I have spent the last three days at the annual conference of the Society for Teaching and Learning in Higher Education in Toronto. Wow, I have hit exhaustion. So many ideas. So many engaging conversations. Inspired. Overwhelmed. I can’t do it all. But I can do. The challenge over the next few days for me will be to hold on to the most important nuggets. A list of some key ideas to help:

  • Embrace the Smackdown in Teaching Smackdowns. Try to find out what real issues are facing faculty in our department, and invite conversation. Consider a panel including undergrad and grad students, faculty, and administrators. Ground the discussion in the literature. — from Pedagogical Provocations workshop (e.g., Connie @ U of A)
  • A cat doesn’t come until the can opener sounds. Creative insight doesn’t occur with out work. — a metaphor Amanda Burk heard
  • What in my courses is taught/assessed, taught/not assessed (and so on to fill out the quadrants)? Decision points. — from someone Amanda Burk heard
  • Students learn what they do. What are students in my classes doing?
  • To download a Youtube video, add pwn before youtube in the url.
  • To teach “knowledge-ability” (1) enage in real problems, (2) with students, (3) while harnessing the relevant tools. — Michael Wesch @ Kansas; implications for my 208 assignment; see ideas document
  • To examine  test questions: What is the test question asking? What learning is the question evaluating? How can it be re-written so these align? Consider cognitive load theory. — Joanne Nakonechny
  • “On an exam, I ask you to be competent, not clever. On an assignment you have 2 weeks to think about, I ask you to be clever.” — another participant’s comment re: evaluation
  • Break down a tough exam question. Think out loud as I respond. What assumptions do I make? Can I structure the question so that students demonstrate understanding of the theory, then ability to use it, then ability to apply it, then ability to turn it on its head. — insight from Joanne’s session.

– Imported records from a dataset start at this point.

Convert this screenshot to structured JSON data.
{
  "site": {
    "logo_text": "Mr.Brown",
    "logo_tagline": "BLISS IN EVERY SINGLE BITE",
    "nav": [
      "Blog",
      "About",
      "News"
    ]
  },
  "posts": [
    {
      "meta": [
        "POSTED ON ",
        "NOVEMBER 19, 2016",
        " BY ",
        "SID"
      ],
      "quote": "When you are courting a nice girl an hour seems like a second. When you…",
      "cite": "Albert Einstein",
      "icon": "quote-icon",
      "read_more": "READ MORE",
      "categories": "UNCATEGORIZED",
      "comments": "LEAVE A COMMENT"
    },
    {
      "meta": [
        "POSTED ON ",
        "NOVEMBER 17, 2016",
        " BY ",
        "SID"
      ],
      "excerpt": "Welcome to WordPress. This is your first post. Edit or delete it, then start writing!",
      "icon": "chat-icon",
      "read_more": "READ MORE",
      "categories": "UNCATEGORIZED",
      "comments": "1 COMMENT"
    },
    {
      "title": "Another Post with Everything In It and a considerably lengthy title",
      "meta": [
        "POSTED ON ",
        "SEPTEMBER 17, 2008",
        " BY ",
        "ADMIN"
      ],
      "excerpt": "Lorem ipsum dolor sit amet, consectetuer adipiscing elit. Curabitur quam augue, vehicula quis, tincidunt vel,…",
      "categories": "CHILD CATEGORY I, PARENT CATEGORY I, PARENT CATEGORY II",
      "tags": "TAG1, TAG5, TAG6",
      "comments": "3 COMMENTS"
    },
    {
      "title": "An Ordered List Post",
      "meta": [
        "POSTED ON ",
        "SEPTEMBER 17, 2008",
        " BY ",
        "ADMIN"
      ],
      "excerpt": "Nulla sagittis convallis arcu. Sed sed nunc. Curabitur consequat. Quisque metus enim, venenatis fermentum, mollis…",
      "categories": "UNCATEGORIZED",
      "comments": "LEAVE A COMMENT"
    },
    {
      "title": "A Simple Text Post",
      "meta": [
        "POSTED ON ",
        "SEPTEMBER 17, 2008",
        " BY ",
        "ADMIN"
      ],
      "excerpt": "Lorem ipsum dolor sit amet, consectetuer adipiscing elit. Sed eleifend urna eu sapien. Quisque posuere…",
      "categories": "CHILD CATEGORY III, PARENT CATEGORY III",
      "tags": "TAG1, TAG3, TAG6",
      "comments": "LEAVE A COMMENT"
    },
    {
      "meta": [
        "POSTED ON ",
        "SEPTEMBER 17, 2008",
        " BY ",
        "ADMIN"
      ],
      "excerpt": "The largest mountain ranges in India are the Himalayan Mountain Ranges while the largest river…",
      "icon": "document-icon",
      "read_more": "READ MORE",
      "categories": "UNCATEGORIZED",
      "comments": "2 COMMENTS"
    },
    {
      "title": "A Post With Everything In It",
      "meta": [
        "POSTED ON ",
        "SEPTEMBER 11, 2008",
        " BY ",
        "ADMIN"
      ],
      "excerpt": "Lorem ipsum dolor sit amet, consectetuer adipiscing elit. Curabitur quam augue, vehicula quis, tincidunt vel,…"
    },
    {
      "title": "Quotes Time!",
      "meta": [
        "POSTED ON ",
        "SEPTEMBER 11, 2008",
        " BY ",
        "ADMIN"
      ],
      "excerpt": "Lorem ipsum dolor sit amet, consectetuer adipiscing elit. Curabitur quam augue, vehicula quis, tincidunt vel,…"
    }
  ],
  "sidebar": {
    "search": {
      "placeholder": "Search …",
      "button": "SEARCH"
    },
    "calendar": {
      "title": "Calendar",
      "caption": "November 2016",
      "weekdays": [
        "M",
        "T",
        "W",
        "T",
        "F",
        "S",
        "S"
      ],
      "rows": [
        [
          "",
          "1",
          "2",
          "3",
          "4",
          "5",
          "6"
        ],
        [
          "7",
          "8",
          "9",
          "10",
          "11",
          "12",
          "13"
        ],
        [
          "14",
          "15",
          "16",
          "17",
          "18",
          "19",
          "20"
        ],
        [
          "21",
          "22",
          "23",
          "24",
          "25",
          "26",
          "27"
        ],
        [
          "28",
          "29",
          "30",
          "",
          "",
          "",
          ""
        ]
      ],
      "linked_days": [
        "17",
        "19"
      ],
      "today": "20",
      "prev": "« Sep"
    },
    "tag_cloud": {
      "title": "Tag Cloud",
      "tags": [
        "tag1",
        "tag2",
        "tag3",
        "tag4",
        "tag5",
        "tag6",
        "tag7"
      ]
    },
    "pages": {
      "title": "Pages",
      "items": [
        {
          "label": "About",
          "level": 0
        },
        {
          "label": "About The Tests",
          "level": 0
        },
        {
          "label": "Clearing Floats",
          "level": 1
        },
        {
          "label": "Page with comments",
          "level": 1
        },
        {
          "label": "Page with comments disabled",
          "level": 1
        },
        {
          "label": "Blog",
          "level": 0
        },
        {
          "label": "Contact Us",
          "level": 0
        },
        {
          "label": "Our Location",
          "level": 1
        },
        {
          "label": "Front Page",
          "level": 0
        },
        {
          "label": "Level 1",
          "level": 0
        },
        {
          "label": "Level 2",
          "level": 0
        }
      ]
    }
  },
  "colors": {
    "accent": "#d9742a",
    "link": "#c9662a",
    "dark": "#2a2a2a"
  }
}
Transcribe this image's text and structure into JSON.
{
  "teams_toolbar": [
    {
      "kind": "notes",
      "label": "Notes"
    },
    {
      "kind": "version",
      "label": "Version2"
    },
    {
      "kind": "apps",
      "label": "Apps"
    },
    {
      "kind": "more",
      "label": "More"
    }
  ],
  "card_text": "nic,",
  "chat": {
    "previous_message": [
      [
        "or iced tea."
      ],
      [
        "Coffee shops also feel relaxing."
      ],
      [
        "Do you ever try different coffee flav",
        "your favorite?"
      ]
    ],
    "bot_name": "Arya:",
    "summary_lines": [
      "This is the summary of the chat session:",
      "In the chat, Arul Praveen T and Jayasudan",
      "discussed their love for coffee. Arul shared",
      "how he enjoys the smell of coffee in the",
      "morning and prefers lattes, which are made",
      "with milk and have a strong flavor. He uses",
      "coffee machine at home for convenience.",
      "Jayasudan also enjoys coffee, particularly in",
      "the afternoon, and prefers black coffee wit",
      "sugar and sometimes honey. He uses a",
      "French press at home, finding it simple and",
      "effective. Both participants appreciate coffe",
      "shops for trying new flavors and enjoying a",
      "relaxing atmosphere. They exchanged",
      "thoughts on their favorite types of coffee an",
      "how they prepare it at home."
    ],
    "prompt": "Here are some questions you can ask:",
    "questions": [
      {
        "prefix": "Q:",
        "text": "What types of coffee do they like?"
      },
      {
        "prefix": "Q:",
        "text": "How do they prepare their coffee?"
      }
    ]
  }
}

  • Email my former student Gillian about her work on the NSSE.
  • Think about how I can help demystify academia for my students.
  • At the first year level, you are joining the professional academic community. What impact does that have for my first weeks of class? Tie professional communication to job preparation. Email and general etiquette. Give examples of high quality work, compare to poor quality, and differentiate them. — from Professionalism session (Waterloo connection)
  • Celebrate failure: “How fascinating!”  — from Nicola Simmons’ session (Waterloo office of learning and teaching)
  • (How) can I contribute to the Scholarship of Teaching and Learning? What will that look like in my career? How can I balance this in the context of my other responsibilities, especially in terms of time? — from Nicola Simmons’ session (Waterloo office of learning and teaching)
  • What excites me about SoTL is the potential for collaborating with students and colleagues, making a meaningful contribution, expanding the impact of my work, staying accountable for my teaching and learning actions. — from Nicola Simmons’ session (Waterloo office of learning and teaching)
  • Grad student teaching portfolio resources: http://www.mcgill.ca/tls/teachingportfolio/
  • Interdisciplinarity: There are more commonalities that one would think. The creative process as described by artists is not unlike the process of developing research and writing it up. We don’t talk about it in the same way, but the processes of attempts, failure, revision, inspiration, feedback/peer review — and the accompanying emotional roller coaster — have many parallels. There are also common issues in teaching people to do really difficult things: e.g., learn technical proficiency and content, critically evaluate their own and others’ work.

This list became much longer than I had anticipated it would, given my fatigue. Yet one of the most important things I’ve learned this year is that whenever I’m close to exhaustion, I can easily be energized by thinking about teaching and learning.